Reputation: 13
I am trying to stream twitter to elasticsearch. I am having no problems if i do not create any index before streaming, but in such a way i can't filter by date and create timelines. I tried to use this mapping:
https://gist.github.com/christinabo/ca99793a5d160fe12fd9a31827e74444
that allegedly allows for "date" to be correctly picked by ES, but i receive this error when creating the index:
"type": "illegal_argument_exception", "reason": "unknown setting [index.twitter.mappings._doc.properties.coordinates.properties.coordinates.type] please check that any required plugins are installed, or check the breaking changes documentation for removed settings"
what's wrong?
thanks
Upvotes: 0
Views: 365
Reputation: 113
After reading the date field comment, that date format of the tweets is not one of the default formats supported.

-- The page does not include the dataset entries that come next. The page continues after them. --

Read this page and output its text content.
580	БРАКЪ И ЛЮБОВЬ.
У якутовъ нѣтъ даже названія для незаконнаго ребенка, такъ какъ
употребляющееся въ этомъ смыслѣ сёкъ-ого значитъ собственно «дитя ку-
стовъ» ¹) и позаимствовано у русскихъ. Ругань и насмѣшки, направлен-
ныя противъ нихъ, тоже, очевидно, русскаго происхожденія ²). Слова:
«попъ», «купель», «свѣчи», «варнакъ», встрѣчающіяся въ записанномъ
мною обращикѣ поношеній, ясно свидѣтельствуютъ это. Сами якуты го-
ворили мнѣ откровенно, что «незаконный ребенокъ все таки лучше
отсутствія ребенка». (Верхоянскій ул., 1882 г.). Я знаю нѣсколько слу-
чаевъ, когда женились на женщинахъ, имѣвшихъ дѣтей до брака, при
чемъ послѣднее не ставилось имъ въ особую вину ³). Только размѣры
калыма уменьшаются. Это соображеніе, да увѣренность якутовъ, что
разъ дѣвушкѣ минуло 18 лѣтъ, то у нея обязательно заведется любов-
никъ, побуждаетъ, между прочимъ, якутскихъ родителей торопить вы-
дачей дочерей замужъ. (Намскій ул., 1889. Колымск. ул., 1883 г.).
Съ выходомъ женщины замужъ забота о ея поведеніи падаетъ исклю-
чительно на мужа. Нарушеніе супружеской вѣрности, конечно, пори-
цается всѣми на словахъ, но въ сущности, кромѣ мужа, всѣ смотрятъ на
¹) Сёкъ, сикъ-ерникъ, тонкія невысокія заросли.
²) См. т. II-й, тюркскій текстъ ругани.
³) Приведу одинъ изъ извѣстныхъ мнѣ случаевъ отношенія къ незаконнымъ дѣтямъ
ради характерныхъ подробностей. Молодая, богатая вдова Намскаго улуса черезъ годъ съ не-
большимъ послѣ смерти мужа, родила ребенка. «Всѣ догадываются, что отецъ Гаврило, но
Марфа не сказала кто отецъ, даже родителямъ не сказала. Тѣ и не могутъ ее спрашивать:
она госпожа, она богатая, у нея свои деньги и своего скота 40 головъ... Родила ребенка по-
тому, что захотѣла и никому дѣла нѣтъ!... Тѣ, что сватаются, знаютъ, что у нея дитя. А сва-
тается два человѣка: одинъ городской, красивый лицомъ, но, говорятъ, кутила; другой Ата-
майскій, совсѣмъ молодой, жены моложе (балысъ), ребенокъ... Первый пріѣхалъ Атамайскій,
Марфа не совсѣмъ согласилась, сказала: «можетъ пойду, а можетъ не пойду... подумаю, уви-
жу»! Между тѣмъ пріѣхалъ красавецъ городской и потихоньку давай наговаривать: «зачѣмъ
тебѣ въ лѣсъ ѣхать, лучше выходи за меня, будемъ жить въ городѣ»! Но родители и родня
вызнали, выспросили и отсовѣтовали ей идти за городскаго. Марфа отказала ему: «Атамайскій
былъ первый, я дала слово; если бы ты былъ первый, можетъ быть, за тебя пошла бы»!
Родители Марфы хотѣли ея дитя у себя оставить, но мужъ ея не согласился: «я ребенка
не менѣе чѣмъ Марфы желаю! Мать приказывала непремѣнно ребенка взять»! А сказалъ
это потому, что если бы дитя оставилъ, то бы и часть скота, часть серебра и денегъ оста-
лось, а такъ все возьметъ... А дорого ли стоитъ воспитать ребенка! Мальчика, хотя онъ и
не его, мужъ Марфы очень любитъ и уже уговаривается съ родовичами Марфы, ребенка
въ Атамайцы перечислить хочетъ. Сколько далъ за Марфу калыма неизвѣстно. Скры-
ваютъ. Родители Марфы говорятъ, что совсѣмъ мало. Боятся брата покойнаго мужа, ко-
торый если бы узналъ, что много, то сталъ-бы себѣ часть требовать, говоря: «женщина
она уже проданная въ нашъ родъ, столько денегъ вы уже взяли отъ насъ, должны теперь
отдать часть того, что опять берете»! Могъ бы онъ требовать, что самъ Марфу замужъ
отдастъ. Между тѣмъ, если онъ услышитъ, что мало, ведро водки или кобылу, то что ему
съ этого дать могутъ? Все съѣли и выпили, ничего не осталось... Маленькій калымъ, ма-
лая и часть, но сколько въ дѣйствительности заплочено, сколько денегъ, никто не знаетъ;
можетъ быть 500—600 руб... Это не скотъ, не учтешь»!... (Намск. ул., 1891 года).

For ElasticSearch to understand that as a date field you should specify a custom mapping for the twitter_stream
index, where you tell what date format you are expecting for the tweets date field. The syntax that explains the customizable date formats is here.
So, if you are using Elasticsearch 7.X, you can specify the custom format this way:
PUT twitter_stream
{
"mappings": {
"properties": {
"YOUR_TWEETS_DATE_FIELD": {
"type": "date",
"format": "EEE LLL dd HH:mm:ss Z yyyy"
}
}
}
}
You can copy and execute the above configuration to the Kibana dev tools console. Then, try running the pyhton script again. To explain the letters used in the format:
E day-of-week text Tue; Tuesday; T
M/L month-of-year number/text 7; 07; Jul; July; J
d day-of-month number 10
H hour-of-day (0-23) number 0
m minute-of-hour number 30
s second-of-minute number 55
Z zone-offset offset-Z +0000; -0800; -08:00;
y year-of-era year 2004; 04
Also, there is no need to define anything else in the mapping. ElasticSearch will define the rest of the fields and types with its dynamic mapping.
Upvotes: 0
Reputation: 13
I am running this python script. Before, I have tried to set the mapping from Dev Tools with PUT twitter_stream. Sorry for the terrible indentation!
es = Elasticsearch("https://admin:admin@localhost:9200",
verify_certs=False)
es.indices.create(index='twitter_stream', ignore=400)
class StreamApi(tweepy.StreamListener):
status_wrapper = TextWrapper(width=60, initial_indent=' ',
subsequent_indent=' ')
def on_status(self, status):
json_data = status._json
es.index(index="twitter_stream",
doc_type="twitter",
body=json_data,
ignore=400
)
streamer = tweepy.Stream(auth=auth, listener=StreamApi(), timeout=30)
terms = ['#assange', 'assange']
streamer.filter(None,terms)
Upvotes: 0